Montgomery Bros. & Co. v. Commissioner

1926 BTA LEXIS 2902 | B.T.A. | 1926

Lead Opinion

*259OPINION.

Trammell:

The facts may be briefly summarized. In 1899 the taxpayer acquired for stock the assets of a business conducted by a partnership. In 1907, for the first time, a detailed appraisal of the taxpayer’s plant and equipment was made by an appraisal company. This appraisal placed a value on the assets which was $84,-062.85 more than the value at which they were carried on the books of the taxpayer. Early in 1909 the taxpayer added to its property and surplus accounts the excess of the appraised value of its assets over the book value, less the amount spent for equipment in 1907 and 1908. This amount, $67,364.90, the taxpayer claims the right to include in invested capital as paid-in surplus.

The only evidence introduced by the taxpayer with respect to the values of assets acquired for stock, or with respect to the books showing assets at less than cost or value, was an appraisal report made by an appraisal company. The appraisal was made by an appraisal company in 1907. The taxpayer offered the report in evidence for the purpose of establishing as a fact that the assets acquired in 1899 were worth more than the values at which they were placed on the books. The appraisal purported to show the replacement cost new in 1907 of all assets then owned, less depreciation actually sustained as shown by the appearance and condition thereof.

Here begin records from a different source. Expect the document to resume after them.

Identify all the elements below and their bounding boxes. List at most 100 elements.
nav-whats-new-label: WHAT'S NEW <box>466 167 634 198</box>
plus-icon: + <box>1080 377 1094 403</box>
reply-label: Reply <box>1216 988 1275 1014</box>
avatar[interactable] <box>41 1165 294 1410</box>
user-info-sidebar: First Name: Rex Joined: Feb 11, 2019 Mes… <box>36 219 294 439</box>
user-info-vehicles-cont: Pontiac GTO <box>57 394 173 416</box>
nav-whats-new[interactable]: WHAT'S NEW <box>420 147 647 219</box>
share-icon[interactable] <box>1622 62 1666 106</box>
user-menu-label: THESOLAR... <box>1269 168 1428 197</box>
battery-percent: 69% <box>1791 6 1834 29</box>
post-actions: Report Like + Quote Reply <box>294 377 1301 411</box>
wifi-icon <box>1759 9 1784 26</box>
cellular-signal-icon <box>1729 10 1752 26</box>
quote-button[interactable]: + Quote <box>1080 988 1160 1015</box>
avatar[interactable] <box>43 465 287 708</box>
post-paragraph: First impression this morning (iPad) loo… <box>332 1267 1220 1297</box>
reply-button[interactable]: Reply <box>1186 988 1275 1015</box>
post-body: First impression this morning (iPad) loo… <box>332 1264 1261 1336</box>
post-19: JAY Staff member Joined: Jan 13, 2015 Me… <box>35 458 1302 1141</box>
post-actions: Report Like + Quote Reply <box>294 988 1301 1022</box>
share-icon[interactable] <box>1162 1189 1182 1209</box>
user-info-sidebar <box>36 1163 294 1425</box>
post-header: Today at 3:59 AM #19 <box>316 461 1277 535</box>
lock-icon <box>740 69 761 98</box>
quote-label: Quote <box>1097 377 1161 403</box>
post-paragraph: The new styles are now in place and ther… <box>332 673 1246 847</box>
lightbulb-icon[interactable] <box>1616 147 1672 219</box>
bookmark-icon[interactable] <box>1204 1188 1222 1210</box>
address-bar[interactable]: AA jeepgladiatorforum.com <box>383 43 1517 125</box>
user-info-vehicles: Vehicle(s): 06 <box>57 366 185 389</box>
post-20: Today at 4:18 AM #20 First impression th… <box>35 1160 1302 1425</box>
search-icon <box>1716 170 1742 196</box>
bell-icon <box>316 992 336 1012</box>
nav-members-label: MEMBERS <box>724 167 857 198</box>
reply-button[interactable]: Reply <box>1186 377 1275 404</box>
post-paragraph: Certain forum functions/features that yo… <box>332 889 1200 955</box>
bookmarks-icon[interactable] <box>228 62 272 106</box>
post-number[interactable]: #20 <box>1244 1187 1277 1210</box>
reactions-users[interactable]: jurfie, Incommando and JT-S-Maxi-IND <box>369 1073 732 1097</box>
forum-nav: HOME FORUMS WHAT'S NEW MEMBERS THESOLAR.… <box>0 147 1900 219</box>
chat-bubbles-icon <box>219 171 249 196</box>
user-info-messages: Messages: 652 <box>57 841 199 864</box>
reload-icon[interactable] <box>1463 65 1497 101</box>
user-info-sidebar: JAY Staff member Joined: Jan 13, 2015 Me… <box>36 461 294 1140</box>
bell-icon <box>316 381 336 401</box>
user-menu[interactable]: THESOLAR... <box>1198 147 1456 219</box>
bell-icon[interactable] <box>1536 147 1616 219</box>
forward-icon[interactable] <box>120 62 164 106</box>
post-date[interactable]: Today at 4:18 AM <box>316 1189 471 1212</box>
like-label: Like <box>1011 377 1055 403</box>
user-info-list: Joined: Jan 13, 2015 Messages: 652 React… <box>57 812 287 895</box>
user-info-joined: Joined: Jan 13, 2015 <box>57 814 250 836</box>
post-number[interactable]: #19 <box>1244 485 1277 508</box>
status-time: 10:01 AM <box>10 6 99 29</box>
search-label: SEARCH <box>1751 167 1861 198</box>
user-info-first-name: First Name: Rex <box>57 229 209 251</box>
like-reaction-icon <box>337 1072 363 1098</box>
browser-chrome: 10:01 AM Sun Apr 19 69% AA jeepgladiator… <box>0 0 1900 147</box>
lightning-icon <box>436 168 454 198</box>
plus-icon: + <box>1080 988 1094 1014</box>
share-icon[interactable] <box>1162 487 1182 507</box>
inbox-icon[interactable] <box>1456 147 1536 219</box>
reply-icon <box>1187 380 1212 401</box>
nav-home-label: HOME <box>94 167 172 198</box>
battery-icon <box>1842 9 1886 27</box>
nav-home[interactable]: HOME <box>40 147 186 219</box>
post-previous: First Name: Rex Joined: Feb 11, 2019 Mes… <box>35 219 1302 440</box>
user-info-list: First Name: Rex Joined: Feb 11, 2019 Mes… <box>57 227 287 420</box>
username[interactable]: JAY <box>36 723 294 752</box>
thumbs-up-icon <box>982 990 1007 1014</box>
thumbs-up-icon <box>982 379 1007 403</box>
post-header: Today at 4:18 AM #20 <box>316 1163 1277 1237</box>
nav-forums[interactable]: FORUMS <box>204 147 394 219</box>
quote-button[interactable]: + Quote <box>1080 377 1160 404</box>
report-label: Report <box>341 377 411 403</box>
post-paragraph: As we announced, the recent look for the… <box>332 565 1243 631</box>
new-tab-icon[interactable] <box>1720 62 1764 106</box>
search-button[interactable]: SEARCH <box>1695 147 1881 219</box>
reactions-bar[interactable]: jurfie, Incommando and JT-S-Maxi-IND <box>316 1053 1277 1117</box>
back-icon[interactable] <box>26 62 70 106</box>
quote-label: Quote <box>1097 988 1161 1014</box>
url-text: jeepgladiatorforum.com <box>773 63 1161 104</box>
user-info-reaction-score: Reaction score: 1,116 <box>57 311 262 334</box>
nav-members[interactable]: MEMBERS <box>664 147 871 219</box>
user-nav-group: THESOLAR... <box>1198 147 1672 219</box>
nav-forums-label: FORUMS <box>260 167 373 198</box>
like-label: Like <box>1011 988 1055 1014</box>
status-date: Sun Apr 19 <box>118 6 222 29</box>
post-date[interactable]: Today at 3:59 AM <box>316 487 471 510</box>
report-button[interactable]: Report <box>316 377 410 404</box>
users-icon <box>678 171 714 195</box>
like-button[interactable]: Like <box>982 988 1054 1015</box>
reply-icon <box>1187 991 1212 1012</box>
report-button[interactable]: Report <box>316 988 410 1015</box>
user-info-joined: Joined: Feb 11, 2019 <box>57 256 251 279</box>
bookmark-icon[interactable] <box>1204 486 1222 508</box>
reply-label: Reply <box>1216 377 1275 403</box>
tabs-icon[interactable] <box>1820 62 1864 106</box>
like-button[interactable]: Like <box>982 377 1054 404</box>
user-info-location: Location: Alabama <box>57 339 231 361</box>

It was made by two persons, one of whom made an in*260spection of the property, determined the amount and quality of materials, the estimated hours of labor used in the erection or construction of the assets, and other data, upon the basis of which another person in the office of the appraisal company could make calculations based on the current price of materials and labor and arrive at an estimated cost of the property if it had been constructed at that time. The person who prepared the estimates of the quantity and quality of materials required and the condition of the buildings when examined did not appear as a witness, nor was any tvitness able to testify as to the identity of such person. The testimony of the witness who made the estimates of the replacement costs was based entirely upon the assumption of the correctness and accuracy of the data furnished him by the person who made the inspection of the assets.

While the above report was offered in evidence at the time of the hearing, the question of its admissibility was taken into consideration.

We are of the opinion that the appraisal report, made as above stated, in the absence of the testimony of the person who prepared an essential part thereof, is not admissible in evidence. In so far as certain material facts are concerned, the report is merely an ex parte statement by a person who was unidentified and who was not subject to cross examination by opposing counsel. Even if the appraisal were admitted in evidence, we are of the opinion that it would be of little value for the purpose for which it was offered. There was no other material evidence offered by the taxpayer and we must, therefore, approve the determination of the Commissioner.

Judgment will be entered for the Commissioner.